The New York Times covers Bush stumping yesterday for his new health-care proposal and indicating "he was ready for a fight. 'If people in Washington are serious about dealing with the uninsured, here is a serious idea for them to consider,' Mr. Bush said of his health care plan. 'They're just dismissing things because of pure politics.'"
USA Today: "White House spokesman Tony Fratto said public pressure — and demand for better health care — would force Republicans in Bush's party and Democrats who control Congress to work together."

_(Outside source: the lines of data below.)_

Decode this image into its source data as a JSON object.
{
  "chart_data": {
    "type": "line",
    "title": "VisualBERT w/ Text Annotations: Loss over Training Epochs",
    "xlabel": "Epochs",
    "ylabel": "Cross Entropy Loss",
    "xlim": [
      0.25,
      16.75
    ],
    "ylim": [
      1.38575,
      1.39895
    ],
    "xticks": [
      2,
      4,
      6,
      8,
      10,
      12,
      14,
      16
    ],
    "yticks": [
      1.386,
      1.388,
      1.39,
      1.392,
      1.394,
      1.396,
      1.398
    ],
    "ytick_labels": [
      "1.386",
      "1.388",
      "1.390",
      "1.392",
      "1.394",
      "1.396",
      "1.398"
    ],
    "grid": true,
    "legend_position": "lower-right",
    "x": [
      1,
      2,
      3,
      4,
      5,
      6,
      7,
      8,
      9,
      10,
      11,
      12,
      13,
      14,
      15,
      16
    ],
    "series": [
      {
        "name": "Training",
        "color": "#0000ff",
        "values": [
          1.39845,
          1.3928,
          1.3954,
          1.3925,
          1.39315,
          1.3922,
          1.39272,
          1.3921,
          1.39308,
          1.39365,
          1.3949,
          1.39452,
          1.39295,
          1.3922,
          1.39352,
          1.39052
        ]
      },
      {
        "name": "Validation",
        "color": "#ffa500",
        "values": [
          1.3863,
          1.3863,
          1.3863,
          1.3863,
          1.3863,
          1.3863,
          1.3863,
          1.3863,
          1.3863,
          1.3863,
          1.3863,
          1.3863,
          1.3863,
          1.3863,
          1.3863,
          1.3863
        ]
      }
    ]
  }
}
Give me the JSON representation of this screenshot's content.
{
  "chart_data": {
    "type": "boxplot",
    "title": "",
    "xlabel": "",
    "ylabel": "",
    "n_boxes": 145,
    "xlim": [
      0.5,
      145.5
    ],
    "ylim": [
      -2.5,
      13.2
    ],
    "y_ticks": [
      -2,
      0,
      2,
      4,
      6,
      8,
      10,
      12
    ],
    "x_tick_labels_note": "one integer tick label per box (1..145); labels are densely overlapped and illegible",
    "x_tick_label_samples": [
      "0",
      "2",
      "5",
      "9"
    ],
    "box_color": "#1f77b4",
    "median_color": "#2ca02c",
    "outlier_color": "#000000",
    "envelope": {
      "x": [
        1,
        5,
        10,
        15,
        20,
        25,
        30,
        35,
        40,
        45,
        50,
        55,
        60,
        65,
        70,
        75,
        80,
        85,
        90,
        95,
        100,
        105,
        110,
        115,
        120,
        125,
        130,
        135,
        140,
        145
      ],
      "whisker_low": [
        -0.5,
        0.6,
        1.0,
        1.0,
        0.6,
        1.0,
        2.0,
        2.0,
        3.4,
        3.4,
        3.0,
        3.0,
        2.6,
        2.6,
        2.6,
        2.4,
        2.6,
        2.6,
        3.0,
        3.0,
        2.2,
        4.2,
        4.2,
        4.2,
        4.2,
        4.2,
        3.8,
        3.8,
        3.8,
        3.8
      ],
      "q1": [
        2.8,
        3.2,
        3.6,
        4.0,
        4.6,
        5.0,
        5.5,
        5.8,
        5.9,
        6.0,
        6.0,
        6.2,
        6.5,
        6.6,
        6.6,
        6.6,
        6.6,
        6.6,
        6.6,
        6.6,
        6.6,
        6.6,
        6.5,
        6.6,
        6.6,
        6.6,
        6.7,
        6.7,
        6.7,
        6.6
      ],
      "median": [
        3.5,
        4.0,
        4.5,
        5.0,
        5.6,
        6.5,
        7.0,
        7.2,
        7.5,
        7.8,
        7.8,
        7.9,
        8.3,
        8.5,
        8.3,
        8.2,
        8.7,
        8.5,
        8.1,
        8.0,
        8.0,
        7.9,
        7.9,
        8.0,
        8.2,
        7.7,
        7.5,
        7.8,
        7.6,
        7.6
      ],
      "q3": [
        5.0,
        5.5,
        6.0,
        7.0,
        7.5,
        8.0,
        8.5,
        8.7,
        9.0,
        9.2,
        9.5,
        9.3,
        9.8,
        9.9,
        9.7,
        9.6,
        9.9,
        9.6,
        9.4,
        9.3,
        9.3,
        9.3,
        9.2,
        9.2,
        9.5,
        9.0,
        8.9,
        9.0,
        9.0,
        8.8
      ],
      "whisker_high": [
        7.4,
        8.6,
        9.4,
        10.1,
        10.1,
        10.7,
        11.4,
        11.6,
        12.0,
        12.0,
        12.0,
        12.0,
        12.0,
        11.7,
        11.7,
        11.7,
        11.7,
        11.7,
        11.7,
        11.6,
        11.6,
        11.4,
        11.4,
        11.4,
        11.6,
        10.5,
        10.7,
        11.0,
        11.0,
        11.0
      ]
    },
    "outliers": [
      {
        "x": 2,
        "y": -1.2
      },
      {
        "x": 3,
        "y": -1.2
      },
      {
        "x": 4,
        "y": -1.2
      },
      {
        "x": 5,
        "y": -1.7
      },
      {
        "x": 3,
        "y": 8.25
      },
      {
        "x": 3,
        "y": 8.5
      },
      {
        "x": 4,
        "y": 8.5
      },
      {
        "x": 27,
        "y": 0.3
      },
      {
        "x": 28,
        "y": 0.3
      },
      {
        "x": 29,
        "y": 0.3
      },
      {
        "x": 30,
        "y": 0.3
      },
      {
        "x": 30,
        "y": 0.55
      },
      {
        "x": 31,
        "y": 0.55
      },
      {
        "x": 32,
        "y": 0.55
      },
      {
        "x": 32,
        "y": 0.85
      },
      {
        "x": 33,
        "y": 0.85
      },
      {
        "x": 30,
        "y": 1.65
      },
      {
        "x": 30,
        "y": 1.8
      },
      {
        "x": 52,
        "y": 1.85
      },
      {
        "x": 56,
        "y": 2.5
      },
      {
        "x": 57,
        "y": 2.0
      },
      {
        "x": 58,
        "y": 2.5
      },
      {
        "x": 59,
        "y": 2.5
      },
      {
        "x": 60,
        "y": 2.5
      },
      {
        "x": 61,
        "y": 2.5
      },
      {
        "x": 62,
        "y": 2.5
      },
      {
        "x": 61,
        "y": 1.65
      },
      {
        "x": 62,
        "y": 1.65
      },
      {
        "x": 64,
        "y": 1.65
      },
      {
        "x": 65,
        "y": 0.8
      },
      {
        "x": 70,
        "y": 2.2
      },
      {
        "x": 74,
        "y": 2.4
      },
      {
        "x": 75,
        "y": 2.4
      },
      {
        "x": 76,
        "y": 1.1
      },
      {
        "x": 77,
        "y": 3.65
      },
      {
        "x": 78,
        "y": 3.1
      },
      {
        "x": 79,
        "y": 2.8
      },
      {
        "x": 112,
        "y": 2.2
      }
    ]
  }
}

In an interview with the Wall Street Journal, Treasury Secretary Henry Paulson said the Administration's budget proposal for the next fiscal year -- which is set to be released on February 5 -- will include a slow down Medicare spending "expected to add up to $90 billion in five years." In addition, the "proposals to save the government money on Medicare complement President Bush's plan to change the tax law to make employer-provided health insurance taxable as income."
The Washington Times notes that Bush's State of the Union speech pleased many conservatives, who were afraid the president would pander to Democrats.
The Chicago Tribune says Bush sent Education Secretary Margaret Spellings out to sell his proposed changes to his No Child Left Behind plan. Spellings was in Chicago yesterday to plug "the more controversial parts of the blueprint, including vouchers for students to attend private schools, allowing districts to bypass state-imposed charter school caps, letting districts circumvent teacher contracts to transfer teachers to the worst schools."